Raptors coach Nurse: Leonard 'played his heart out for us'
Toronto Raptors head coach Nick Nurse said he was disappointed by Kawhi Leonard's decision to leave the team but said he understood the superstar's desire to return to his native California to join the Los Angeles Clippers in free agency.
"I think you can't blame a guy for wanting to go home," Nurse said Saturday night in Las Vegas, where he was watching summer league games, per ESPN. "That's what he texted me today. 'I'm going home.' And I just said, 'You've changed a lot of lives, man, by what you've accomplished in Toronto. Mine especially.' And thanked him for what he did, and we'll look to the future, and we'll look to [win a title] again."

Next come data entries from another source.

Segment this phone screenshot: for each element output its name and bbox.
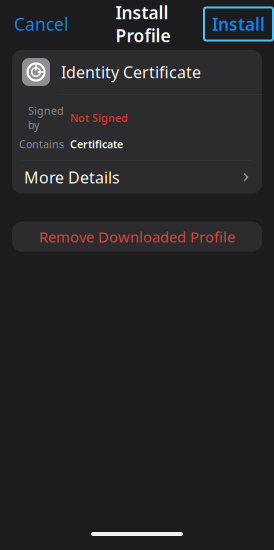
button[interactable]: Install [204,8,273,40]
button[interactable]: More Details [12,161,262,194]
button[interactable]: Remove Downloaded Profile [12,222,262,252]
staticText: Not Signed [70,111,128,125]
staticText: Signed by [28,104,64,132]
staticText: Certificate [70,137,123,151]
staticText: More Details [24,167,120,188]
staticText: Remove Downloaded Profile [39,227,235,246]
staticText: Install Profile [116,1,170,47]
staticText: Cancel [14,12,68,36]
staticText: Identity Certificate [61,61,201,83]
staticText: Install [212,12,265,36]
button[interactable]: Cancel [0,6,82,42]
staticText: Contains [19,137,64,151]
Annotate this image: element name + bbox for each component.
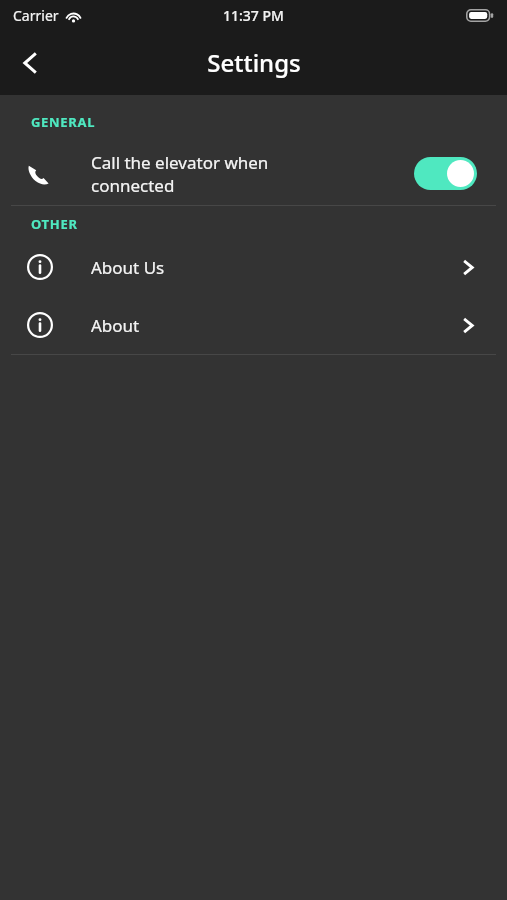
staticText: Call the elevator when connected [91, 151, 406, 197]
button[interactable]: Call the elevator when connected [0, 142, 507, 205]
staticText: Settings [207, 46, 301, 79]
staticText: OTHER [31, 215, 78, 233]
button[interactable]: About Us [0, 238, 507, 296]
button[interactable]: Toggle call the elevator when connected [414, 157, 477, 190]
staticText: GENERAL [31, 113, 96, 131]
staticText: About Us [91, 256, 460, 279]
button[interactable]: About [0, 296, 507, 354]
staticText: 11:37 PM [223, 6, 284, 25]
staticText: Carrier [13, 6, 59, 25]
button[interactable]: Back [4, 37, 56, 89]
staticText: About [91, 314, 460, 337]
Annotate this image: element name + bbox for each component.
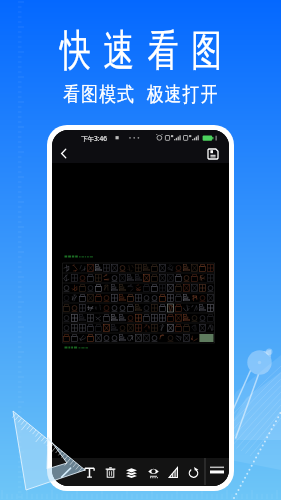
staticText: 下午3:46 [81, 134, 107, 143]
button[interactable]: Redo [183, 460, 203, 484]
button[interactable]: Delete [100, 460, 120, 484]
button[interactable]: Draw [56, 460, 76, 484]
button[interactable]: Layer panel [210, 465, 224, 478]
button[interactable]: Save [204, 144, 222, 163]
staticText: 看图模式 极速打开 [63, 80, 219, 106]
staticText: 快速看图 [53, 24, 229, 78]
button[interactable]: Layers [121, 460, 141, 484]
button[interactable]: Text [79, 460, 99, 484]
button[interactable]: Back [54, 144, 72, 163]
button[interactable]: Visibility [143, 460, 163, 484]
button[interactable]: Measure [163, 460, 183, 484]
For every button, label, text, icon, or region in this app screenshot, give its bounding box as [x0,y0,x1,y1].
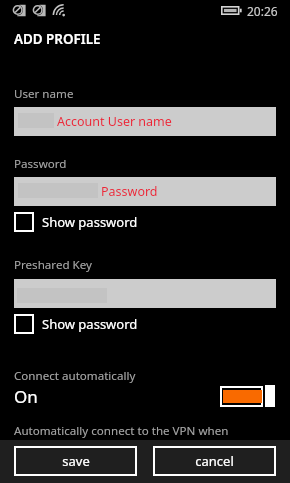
staticText: User name [14,86,74,102]
staticText: Preshared Key [14,257,92,273]
button[interactable]: Show password [0,314,290,334]
staticText: save [62,452,90,470]
button[interactable]: save [14,446,137,476]
button[interactable]: cancel [153,446,276,476]
button[interactable]: Connect automatically toggle [220,385,275,407]
staticText: Show password [42,315,138,333]
staticText: Account User name [57,113,172,130]
button[interactable]: Text field [14,279,276,308]
staticText: Show password [42,213,138,231]
staticText: On [14,385,38,408]
staticText: Password [101,183,158,200]
staticText: Password [14,156,67,172]
staticText: Connect automatically [14,368,136,384]
staticText: ADD PROFILE [14,30,101,48]
staticText: Automatically connect to the VPN when [14,423,229,439]
staticText: 20:26 [247,3,278,19]
button[interactable]: Text field [14,177,276,206]
button[interactable]: Show password [0,212,290,232]
button[interactable]: Text field [14,107,276,136]
staticText: cancel [195,452,234,470]
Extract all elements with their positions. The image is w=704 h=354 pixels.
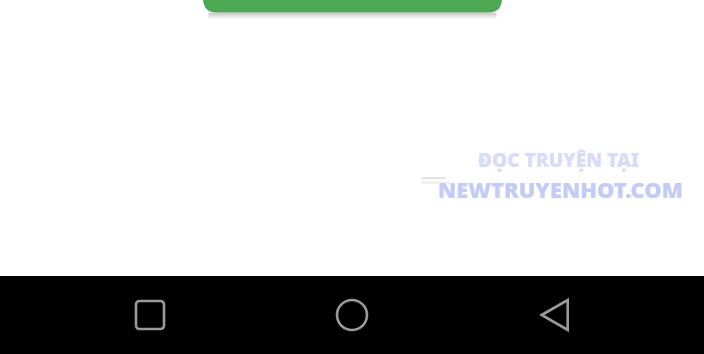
button[interactable]: Back [519, 278, 593, 352]
button[interactable]: Confirm [203, 0, 502, 13]
button[interactable]: Recent apps [113, 278, 187, 352]
button[interactable]: Home [315, 278, 389, 352]
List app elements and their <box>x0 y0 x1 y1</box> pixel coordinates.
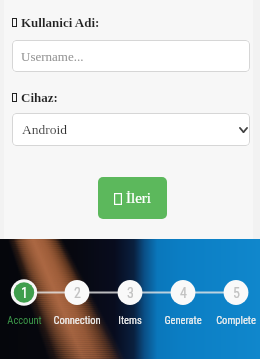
staticText: Account <box>7 314 42 326</box>
button[interactable]: İleri <box>98 177 167 219</box>
staticText: 2 <box>74 285 81 301</box>
staticText: 4 <box>180 285 187 301</box>
staticText: 1 <box>21 285 28 301</box>
staticText: Items <box>118 314 142 326</box>
staticText: Connection <box>53 314 101 326</box>
button[interactable]: Android <box>12 113 250 146</box>
staticText: 3 <box>127 285 134 301</box>
staticText: Kullanici Adi: <box>21 15 100 29</box>
staticText: Android <box>22 122 67 137</box>
staticText: Generate <box>164 314 202 326</box>
button[interactable]: 4 <box>157 285 209 335</box>
button[interactable]: 1 <box>0 285 50 335</box>
staticText: Username... <box>21 49 84 63</box>
staticText: İleri <box>126 190 151 207</box>
staticText: 5 <box>233 285 240 301</box>
button[interactable]: 3 <box>104 285 156 335</box>
staticText: Cihaz: <box>21 90 58 104</box>
button[interactable]: 5 <box>210 285 260 335</box>
other: Open device list <box>239 127 248 133</box>
button[interactable]: Username... <box>12 40 250 72</box>
staticText: Complete <box>216 314 256 326</box>
button[interactable]: 2 <box>51 285 103 335</box>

Leonard is joining the Clippers on a four-year, $141 million contract, ESPN's Adrian Wojnarowski reported. The Clippers also acquired Paul George from the Oklahoma City Thunder to pair with Leonard.
Nurse said he heard the news while with members of his staff.
"I was just hanging out with a couple of the assistants," Nurse said. "Got the text message and then got the news report quickly afterward. I'm not totally surprised. I think we all knew that [Leonard leaving] was a situation that could happen. He delivered big-time, played his heart out for us. We certainly are going to relish this championship for a long time. And we're going to stop celebrating it pretty soon. Not quite yet, but then we'll get back to work.
"I mean we got a tremendous challenge ahead of us, but I always say that the challenge is our fuel and the tank is certainly full. So we got a chance for some guys to expand their roles maybe that wouldn't have had expanded roles in the situation, and I think we got some guys capable of doing that. So I look forward to the challenge as I said, and let's go get after it."
Nurse said Leonard has left behind a championship legacy and some great memories.
"It's certainly disappointing," Nurse said. "I think, first of all, he's a great person. He was unbelievably fun to coach, just locked in and loaded and ready to go. People would ask me, 'What was it like coaching him?' And I always said the best thing was I got to stand there on the courtside and watch this guy go to work. That was something that I'll never forget. Now we got to go kick his ass."